Call your doctor or nurse as soon as possible if any of these symptoms happen:

  • Change in hearing, ringing in the ears
  • Decreased urine
  • Unusual thirst or frequent urination
  • Pain in  your mouth or throat that makes it hard to eat or drink
  • Nausea that is not relieved by prescribed medicines
  • Rash that is not relieved by prescribed medicines
  • Heavy menstrual period that lasts longer than normal
  • Numbness, tingling, decreased feeling or weakness in fingers, toes, arms, or legs
  • Trouble walking or changes in the way you walk,  feeling clumsy when buttoning clothes, opening jars, or other routine hand activities
  • Swelling of legs, ankles, or feet
  • Weight gain of 5 pounds in one week (fluid retention)
  • Persistent loss of appetite or rapid weight loss of five pounds in a week
  • Fatigue that interferes with your daily activities
  • Unusual thirst or frequent urination
  • Headache that does not go away
  • Painful, red, or swollen areas on your hands or feet.
  • No bowel movement for 3 days or you feel uncomfortable
  • Extreme weakness that interferes with normal activities

Reproduction concerns

  • Pregnancy warning: This drug may have harmful effects on the unborn child, so effective methods of birth control should be used during your cancer treatment.
  • Genetic counseling is available for you to talk about the effects of this drug therapy on future pregnancies.

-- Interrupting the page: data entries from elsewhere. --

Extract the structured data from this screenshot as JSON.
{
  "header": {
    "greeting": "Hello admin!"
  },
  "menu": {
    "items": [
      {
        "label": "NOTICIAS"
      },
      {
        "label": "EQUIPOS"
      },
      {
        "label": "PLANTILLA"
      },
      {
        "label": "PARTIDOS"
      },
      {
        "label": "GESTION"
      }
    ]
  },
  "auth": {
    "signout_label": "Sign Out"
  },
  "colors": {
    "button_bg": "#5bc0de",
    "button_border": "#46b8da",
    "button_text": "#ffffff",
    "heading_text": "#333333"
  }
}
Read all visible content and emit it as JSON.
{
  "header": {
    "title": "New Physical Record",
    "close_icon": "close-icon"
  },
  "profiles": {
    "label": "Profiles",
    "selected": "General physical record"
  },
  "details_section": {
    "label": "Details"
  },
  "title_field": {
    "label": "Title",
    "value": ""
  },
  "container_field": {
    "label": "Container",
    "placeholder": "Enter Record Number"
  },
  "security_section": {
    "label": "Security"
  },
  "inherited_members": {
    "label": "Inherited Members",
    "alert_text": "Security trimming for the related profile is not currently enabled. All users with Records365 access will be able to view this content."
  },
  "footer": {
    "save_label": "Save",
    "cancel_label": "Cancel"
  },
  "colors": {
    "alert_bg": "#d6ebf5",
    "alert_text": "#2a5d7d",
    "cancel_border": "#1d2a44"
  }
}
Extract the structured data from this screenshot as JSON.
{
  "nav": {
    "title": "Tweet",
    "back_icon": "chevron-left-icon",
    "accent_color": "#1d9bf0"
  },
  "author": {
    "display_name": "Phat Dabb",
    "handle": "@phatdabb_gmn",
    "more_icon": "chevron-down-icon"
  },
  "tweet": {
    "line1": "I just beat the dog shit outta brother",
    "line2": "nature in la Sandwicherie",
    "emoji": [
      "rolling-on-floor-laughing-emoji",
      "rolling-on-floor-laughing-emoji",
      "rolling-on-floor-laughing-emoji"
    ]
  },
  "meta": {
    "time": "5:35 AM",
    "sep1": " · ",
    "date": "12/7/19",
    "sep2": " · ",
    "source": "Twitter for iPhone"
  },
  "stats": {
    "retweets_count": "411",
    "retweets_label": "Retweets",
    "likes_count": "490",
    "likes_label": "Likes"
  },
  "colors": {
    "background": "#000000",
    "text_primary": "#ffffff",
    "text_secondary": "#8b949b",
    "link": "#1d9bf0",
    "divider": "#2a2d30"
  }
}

Also, a genetic counselor can look at the possible risk of problems in the unborn baby due to this medicine if an exposure happens during pregnancy.
  • Breast feeding warning: It is not known if this drug passes into breast milk.  For this reason, women are advised to discuss with their doctor the risks and benefits of breast feeding during treatment with this drug because this drug may enter the breast milk and seriously harm a breast feeding infant.